After you have worked through your business plan, now you will need to translate it into a budget.
What is a Business Budget?
A business budget is the financial details that support your business plan. As a doctor, this is personal due to the way a micro-PC inclusively surrounds your entire household. In a micro-PC, there is an overlap between your professional business plan and business budget and your personal life/goals and personal budget. That is one of the reasons that I like having a micro-PC so much, because of the way it reflects the real-life integration of our professional and personal lives. No matter how hard we try to separate work and home, there is always a lot of overlap due to the demands of our professional life. So why not embrace the overlap by maximizing the small business benefits to your household?
One of the unexpected benefits that I discovered with forming my micro-PC was how it connected my stay-at-home spouse to my work. Because she was the company bookkeeper, this made her feel like an important employee and stakeholder in the small business. Her insights now were framed more as business strategies for meeting our mutual personal and professional goals, rather than just nagging that my profession was taking too much time away from home. I think most physicians do want a good home and work balance and involving your spouse as an ally in that battle is very helpful. Involving them in your micro-PC takes that up a notch.
A budget is an essential tool for any business including a micro-PC. It helps you understand the flow of your earned dollars and how they cover the expenses.
Most micro-PCs will attempt to reduce the tax burden for the business owner by coming as near as possible to a minimal business profit each year. In other words, between business expenses, salaries, fringe benefits, and distributions you will want your projected budget each year to be as close to zero as possible.
How to Create a Simple Business Budget
The best way to create a budget that works for your company is to use a template from Apple Numbers, Microsoft Excel, or Google Sheets spreadsheet as it allows you to easily input data and manipulate the information.
There are many different types of budgets that are suitable for businesses with different needs. So if you’re not sure where to start or which one would suit your company best then I recommend you talk with an accountant or financial advisor about how they can help.
I will spend some time in the next few blog posts talking about the two major elements of your business budget: revenue and expenses.

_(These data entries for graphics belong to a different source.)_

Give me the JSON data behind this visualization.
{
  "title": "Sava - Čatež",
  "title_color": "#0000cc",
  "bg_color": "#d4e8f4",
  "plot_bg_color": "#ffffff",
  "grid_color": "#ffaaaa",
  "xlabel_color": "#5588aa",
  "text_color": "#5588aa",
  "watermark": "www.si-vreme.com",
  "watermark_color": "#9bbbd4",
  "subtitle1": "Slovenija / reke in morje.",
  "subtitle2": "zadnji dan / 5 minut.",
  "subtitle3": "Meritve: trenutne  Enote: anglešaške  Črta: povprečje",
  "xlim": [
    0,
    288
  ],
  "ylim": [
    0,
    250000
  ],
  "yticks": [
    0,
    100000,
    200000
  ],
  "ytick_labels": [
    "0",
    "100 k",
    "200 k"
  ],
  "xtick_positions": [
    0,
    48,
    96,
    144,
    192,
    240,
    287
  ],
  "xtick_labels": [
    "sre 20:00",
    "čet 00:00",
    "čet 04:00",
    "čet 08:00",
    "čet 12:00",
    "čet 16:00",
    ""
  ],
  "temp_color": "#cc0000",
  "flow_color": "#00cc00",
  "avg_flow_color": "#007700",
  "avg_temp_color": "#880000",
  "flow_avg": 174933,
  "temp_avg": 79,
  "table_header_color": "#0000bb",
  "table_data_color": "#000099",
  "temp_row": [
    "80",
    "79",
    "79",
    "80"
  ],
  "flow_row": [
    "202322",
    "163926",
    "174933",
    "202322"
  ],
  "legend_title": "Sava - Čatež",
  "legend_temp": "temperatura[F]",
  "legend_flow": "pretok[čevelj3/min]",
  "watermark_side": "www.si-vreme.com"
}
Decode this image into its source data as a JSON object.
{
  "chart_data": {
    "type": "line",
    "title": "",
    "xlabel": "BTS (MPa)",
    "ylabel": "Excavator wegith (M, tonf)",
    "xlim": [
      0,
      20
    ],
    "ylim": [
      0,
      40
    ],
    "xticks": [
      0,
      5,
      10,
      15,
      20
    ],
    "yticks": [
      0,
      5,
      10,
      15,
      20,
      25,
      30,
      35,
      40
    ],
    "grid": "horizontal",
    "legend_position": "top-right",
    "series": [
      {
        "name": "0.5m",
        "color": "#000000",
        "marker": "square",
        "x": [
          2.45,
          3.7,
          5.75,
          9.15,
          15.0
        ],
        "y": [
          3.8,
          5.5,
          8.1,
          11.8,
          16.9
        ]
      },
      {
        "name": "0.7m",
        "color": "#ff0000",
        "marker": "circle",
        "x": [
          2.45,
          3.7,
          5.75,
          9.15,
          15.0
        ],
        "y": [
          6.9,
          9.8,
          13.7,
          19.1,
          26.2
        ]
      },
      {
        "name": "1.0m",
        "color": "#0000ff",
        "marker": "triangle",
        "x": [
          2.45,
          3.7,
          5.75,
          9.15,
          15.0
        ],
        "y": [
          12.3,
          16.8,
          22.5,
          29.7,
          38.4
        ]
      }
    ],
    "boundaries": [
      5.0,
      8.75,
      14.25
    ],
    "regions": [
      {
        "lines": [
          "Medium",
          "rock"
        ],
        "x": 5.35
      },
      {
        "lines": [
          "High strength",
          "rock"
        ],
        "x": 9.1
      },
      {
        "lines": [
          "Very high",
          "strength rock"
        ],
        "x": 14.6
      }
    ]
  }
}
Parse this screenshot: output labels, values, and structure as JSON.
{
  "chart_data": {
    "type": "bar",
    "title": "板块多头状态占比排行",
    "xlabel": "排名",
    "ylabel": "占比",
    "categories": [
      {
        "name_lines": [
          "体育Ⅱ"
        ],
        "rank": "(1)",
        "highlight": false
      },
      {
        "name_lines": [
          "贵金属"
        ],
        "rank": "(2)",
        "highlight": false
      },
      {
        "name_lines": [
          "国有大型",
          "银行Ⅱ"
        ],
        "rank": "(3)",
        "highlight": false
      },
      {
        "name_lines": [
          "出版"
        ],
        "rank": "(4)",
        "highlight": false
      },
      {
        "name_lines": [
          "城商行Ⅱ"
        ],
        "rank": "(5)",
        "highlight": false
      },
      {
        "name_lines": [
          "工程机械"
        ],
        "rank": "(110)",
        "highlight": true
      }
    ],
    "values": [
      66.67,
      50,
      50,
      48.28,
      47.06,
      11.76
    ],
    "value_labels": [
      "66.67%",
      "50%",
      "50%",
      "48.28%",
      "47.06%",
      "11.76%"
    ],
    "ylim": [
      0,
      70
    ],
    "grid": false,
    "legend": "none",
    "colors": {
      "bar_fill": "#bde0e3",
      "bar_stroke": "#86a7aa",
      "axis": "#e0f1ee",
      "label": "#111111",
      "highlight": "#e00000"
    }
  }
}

In the end, you just need to choose what system works best for you, but I suggest keeping it simple. A micro-PC budget does not have to be complicated and it can even be fun as you get more involved in managing the expenses. That is because most of your expenses will be organized around finding creative ways to use your business revenue to benefit your household.
It’s About You
Your micro-PC exists to help you reach your personal and professional goals. This is in stark contrast to traditionally employed doctors who are made to feel like impersonal cogs in a wheel that feeds the massive salaries in the C-suite and the whims of the board of directors!
The bottom line is being the CEO of your own micro medical business is better than being a worker-bee for the CEO of a company that may not even know who you are.
Just a note here as well, just because you are the CEO does not mean you have to do the work yourself (even though I know lots of self-sufficient doctors will try). You can outsource a lot of the business management and in fact, I think you would be wise to build a team of professionals around you to help you.